Second, conclusions: Does innovation drive sustained growth, or do other factors matter more?
Third, policy. If the laureates are right, what follows? What should industrial policy look like? Competition policy? Who funds innovation? For what? Given the prize’s history, media and publics will press laureates and commentators to weigh in on far broader policy questions—France’s Zucman tax, trade policy, Fed independence, debt levels, budget discipline. The Nobels’ authority will be invoked to legitimize political positions, often on topics the laureates never touched or framed differently.

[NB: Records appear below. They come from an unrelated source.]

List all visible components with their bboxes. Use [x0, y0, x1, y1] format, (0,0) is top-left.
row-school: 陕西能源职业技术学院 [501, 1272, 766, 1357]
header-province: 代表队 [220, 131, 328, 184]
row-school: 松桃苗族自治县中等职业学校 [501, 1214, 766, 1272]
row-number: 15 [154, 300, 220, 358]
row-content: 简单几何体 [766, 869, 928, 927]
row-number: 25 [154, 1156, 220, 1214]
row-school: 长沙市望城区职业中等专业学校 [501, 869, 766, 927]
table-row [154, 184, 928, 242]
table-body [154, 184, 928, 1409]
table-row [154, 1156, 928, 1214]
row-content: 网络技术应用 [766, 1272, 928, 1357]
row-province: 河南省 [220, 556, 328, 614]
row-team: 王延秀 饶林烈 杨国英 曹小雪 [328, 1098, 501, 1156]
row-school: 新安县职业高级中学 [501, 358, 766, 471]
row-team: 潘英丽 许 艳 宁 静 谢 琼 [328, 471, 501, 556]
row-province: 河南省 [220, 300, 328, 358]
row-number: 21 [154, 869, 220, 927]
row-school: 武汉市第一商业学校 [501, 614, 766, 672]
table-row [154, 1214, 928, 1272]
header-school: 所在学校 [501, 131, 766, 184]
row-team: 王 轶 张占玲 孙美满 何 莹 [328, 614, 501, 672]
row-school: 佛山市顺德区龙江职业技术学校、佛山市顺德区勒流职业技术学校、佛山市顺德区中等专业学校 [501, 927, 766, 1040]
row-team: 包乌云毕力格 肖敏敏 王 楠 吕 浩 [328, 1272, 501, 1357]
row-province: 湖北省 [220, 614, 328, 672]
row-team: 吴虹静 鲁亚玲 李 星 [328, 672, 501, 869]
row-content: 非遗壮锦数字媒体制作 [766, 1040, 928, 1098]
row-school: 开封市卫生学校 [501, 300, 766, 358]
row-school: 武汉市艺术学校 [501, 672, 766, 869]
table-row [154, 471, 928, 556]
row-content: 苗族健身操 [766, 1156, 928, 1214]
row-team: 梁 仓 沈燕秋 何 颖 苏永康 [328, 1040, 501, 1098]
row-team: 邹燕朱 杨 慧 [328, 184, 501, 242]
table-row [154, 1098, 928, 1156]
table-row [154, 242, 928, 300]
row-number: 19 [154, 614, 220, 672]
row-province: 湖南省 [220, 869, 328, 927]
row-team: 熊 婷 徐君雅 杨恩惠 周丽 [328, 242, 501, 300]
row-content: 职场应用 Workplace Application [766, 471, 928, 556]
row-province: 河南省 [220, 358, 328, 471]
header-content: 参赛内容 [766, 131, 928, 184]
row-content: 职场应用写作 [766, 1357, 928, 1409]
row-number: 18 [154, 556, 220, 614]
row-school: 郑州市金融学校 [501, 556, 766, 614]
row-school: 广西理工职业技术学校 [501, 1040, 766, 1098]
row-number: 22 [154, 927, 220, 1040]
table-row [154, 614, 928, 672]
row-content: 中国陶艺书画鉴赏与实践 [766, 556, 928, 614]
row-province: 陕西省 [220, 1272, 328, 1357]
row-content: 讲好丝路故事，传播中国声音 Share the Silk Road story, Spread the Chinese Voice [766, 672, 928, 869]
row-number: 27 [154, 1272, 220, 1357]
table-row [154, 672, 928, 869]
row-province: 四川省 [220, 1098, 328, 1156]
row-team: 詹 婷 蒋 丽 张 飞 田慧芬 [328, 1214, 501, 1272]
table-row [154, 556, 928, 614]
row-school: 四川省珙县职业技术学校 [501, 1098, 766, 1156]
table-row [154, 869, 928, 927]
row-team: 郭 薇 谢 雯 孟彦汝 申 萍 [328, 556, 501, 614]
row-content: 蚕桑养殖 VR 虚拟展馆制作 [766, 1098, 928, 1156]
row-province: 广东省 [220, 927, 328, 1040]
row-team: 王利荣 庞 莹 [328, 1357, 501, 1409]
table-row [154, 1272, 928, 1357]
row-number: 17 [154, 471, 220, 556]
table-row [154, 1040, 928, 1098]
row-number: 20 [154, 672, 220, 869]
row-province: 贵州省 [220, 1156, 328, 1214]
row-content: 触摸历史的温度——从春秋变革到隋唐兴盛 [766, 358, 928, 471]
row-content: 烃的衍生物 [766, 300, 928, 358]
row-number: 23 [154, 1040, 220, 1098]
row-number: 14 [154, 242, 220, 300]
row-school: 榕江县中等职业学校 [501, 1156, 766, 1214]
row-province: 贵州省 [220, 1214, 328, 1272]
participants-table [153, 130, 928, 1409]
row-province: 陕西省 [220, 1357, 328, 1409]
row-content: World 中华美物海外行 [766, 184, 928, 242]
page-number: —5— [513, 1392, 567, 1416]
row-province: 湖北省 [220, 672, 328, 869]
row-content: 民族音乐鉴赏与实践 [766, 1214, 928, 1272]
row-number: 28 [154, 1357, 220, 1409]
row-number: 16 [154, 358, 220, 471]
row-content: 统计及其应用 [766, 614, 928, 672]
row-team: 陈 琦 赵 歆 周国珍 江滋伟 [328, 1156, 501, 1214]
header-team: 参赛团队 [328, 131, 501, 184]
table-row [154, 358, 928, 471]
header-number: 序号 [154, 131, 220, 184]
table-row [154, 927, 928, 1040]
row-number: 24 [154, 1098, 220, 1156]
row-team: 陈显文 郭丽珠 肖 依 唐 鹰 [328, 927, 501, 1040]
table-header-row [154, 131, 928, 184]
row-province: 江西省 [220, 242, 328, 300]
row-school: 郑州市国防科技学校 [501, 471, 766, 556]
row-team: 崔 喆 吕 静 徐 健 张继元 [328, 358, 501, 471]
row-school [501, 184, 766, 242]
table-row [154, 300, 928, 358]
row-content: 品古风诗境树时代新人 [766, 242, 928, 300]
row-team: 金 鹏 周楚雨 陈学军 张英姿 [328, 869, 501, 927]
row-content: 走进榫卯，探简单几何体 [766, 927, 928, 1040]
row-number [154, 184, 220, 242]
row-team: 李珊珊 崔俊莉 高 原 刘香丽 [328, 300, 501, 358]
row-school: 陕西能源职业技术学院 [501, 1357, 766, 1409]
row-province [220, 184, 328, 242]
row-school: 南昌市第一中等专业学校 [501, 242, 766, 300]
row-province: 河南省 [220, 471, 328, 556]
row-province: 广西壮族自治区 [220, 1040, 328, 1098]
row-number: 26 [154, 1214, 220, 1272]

Finally, the focus on growth and innovation itself including Aghion’s recent work with coauthors on innovation-driven energy transition—could itself become contentious. Some economists argue there’s too little attention to long-term drivers of European growth and innovation support. Others argue there’s too much focus on growth altogether—the green growth versus degrowth debate. (for some historical perspective on the dominance of the growth paradigm in economics, see Schmelzer’s history of growth theory, and his edited volume with Iris Borowy. There’s also a book by Christopher Jones just out this month, as well as this cool paper on mainstream vs ecological economists by Quentin Couix),
It is important that we, as researchers, medias and citizens, disentangle these different layers of conversations.